Dr. David Samadi, a recognized expert in robotic prostate cancer surgery who runs the David Samadi Prostate Cancer Center in New York, has announced that he supports the use of the diagnostic test ConfirmMDx as means to diagnose, or rule out, prostate cancer.
“Every year, there are about one million men in the United States who receive biopsy results that are inconclusive. ConfirmMDx is a solution that meets this significant unmet need in men with prostate cancer. This helps us urologists help our patients prevent having to have unnecessary and repeat biopsies,” Dr. Samadi, chief of Robotic Surgery at Lenox Hill Hospital and a professor of Urology at Hofstra North Shore-LIJ School of Medicine, said in a press release.
ConfirmMDx was developed by MDx Health to address many of the problems associated with traditional prostate screening. The company previously presented data in two abstracts showing that the ConfirmMDx solution might be superior to standard approaches.
Data recently presented at the Genitourinary Cancers Symposium in San Francisco, California, a meeting organized by the American Society of Clinical Oncology, showed that the ConfirmMDx test could identify cancerous tissue in biopsies that initially were labeled cancer-free. The test could also distinguish between more aggressive and idle forms of tumors.
Traditional testing, employing a method called transurethral ultrasound biopsy, makes use of 10–12 needle biopsy cores and, in total, samples about 1 percent of the prostate. One result is that men can receive false negative reports, increasing their risk of developing undetected prostate cancer.
When a negative result is reported, the current procedure employs repeated biopsies to minimize the risk of cancer going undetected, exposing men who might never develop cancer to repetitive biopsies and screening procedures that could be associated with complications.

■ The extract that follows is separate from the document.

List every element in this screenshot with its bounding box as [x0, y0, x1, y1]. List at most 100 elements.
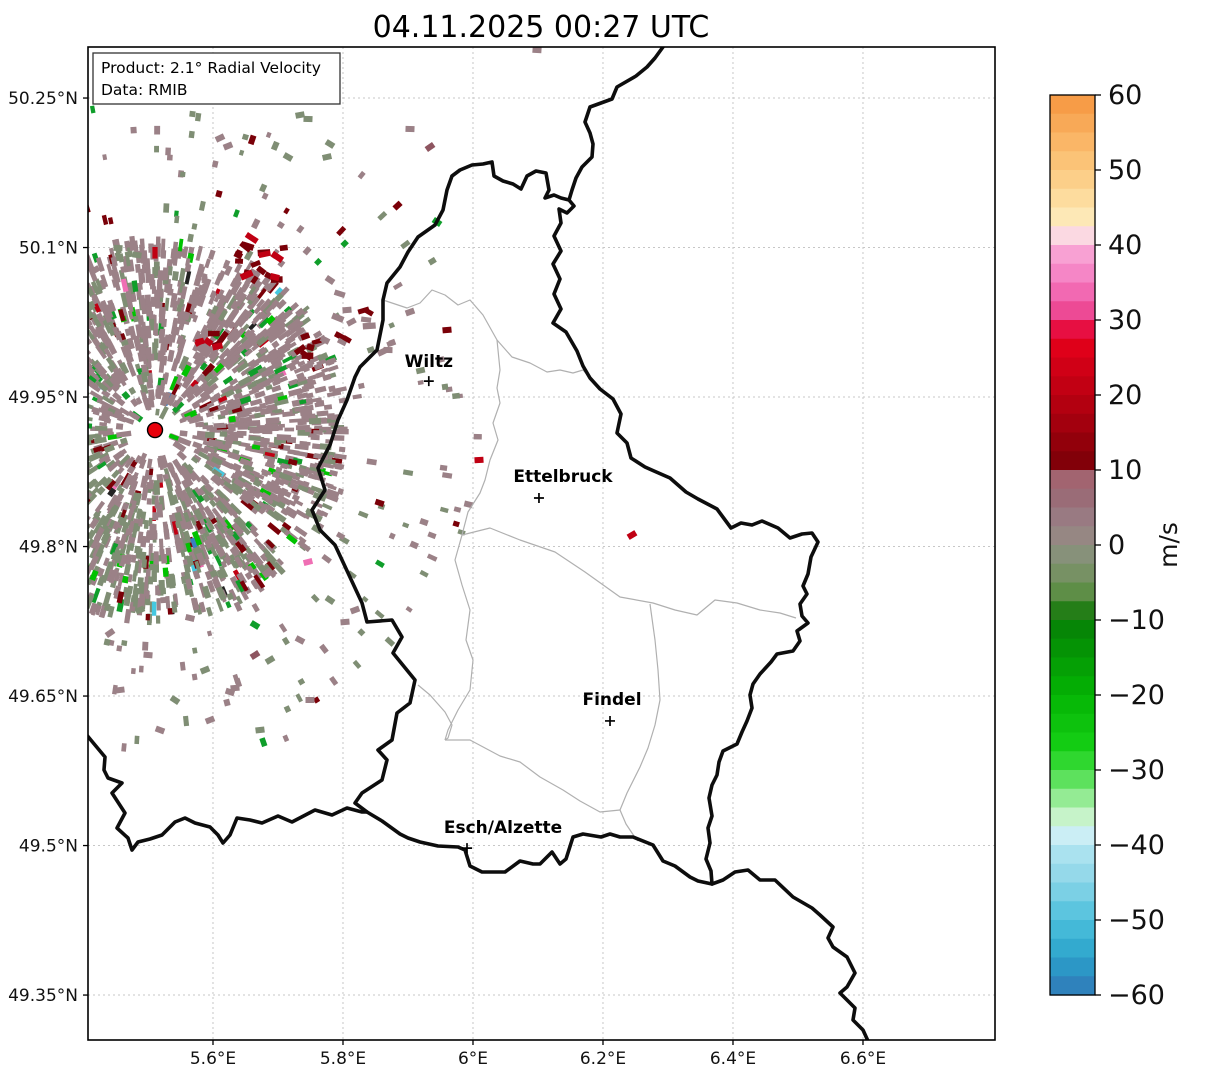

ConfirmMDx, in contrast, detects epigenetic changes in tissue going through a cancerization process at the DNA level. These epigenetic changes can be spotted in samples that have a normal appearance under the microscope.
The method is intended to aid urologists both by ruling out cancer-free men, who might otherwise be put through repeated biopsies, and by confirming cancer in men who had received a false negative biopsy result.
MDx Health, based in Irvine, California, specializes in the development of next generation epigenetics-based cancer tests, and ConfirmMDx is the company’s flagship product.